Er wordt met name rekening gehouden met de groeiende betekenis van eiwitten. Om de ontwikkeling van melk en zuivelproducten te volgen moet men over betrouwbare en vergelijkbare gegevens betreffende het eiwitgehalte van de voornaamste zuivelproducten kunnen beschikken.

Maar ook het belang van de gegevens over de regionale productie van koemelk groeit. In het algemeen zijn regionale statistieken van belang, omdat het gemeenschappelijk landbouwbeleid steeds meer een territoriaal georiënteerd beleid wordt, waarvoor gedetailleerde gegevens op regionaal of lokaal niveau nodig zijn.

In het bijzonder wat de zuivelsector betreft, worden de melkquota in de meeste lidstaten om praktische redenen op regionaal niveau toegekend, zelfs als de beslissingsbevoegdheid en het beheer van het melkquoteringsstelsel aan de lidstaat voorbehouden blijven. Kennis van het productieniveau in de verschillende Europese regio's is dan ook erg nuttig. Deze gegevens vormen een belangrijke input voor de analyses in het kader van het gemeenschappelijk landbouwbeleid.

Een ander belangrijk thema is de definitie van de enquête-eenheden.
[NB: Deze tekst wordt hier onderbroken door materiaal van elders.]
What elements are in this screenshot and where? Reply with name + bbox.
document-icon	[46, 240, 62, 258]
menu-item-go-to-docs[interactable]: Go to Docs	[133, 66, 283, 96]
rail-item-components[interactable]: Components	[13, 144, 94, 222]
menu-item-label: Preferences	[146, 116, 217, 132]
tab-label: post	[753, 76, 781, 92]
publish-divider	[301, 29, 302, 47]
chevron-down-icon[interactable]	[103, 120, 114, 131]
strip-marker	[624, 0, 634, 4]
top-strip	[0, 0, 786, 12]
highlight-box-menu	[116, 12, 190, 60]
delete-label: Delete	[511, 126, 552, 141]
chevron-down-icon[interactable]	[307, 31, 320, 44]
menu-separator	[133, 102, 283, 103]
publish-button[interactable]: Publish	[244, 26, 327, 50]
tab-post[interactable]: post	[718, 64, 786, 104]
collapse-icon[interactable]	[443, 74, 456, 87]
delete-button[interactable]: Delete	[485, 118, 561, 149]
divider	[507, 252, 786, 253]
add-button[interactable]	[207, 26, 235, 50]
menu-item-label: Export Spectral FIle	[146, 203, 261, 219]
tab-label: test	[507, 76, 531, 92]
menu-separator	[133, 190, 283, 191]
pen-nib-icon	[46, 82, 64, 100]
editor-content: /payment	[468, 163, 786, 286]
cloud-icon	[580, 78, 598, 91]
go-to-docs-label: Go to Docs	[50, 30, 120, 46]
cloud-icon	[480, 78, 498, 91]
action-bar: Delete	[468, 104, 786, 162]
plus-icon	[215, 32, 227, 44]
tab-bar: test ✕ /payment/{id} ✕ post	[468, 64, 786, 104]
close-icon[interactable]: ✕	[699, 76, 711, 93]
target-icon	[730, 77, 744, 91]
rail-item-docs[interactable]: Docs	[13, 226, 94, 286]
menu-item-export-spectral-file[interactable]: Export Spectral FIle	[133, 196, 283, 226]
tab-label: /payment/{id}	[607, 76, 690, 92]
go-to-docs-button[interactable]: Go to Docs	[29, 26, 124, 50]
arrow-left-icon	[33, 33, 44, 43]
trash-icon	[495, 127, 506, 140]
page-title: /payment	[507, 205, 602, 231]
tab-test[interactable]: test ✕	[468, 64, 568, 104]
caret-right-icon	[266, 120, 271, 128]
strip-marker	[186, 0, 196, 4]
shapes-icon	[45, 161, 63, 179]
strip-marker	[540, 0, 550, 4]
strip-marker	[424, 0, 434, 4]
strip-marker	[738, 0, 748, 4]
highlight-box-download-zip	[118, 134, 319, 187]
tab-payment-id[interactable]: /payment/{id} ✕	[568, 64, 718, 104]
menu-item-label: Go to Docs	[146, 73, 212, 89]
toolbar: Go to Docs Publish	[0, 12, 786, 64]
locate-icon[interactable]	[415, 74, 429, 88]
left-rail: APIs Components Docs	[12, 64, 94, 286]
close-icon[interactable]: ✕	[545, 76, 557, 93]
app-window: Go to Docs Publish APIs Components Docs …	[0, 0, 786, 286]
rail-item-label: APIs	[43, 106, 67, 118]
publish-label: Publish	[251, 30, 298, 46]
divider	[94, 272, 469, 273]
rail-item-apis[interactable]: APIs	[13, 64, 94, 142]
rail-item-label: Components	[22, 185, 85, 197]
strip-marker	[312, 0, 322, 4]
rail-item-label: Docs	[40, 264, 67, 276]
In de zuivelindustrie zet de snelle ontwikkeling naar de concentratie van ondernemingen zich voort. De opstelling van vergelijkbare zuivelstatistieken is slechts mogelijk op basis van vergelijkbare enquête-eenheden en een voldoende vergaand niveau van disaggregatie om geheimhoudingsproblemen te vermijden, maar ook om de informatie betreffende de structuur van de zuivelondernemingen beter af te bakenen.

Ten slotte moet bijzondere aandacht worden geschonken aan de verdieping van de methodologie voor het opstellen van zuivelstatistieken, met name door het gebruik van jaarlijkse standaardvragenlijsten die op basis van een door de Commissie uitgewerkt model door de lidstaten worden gecompileerd.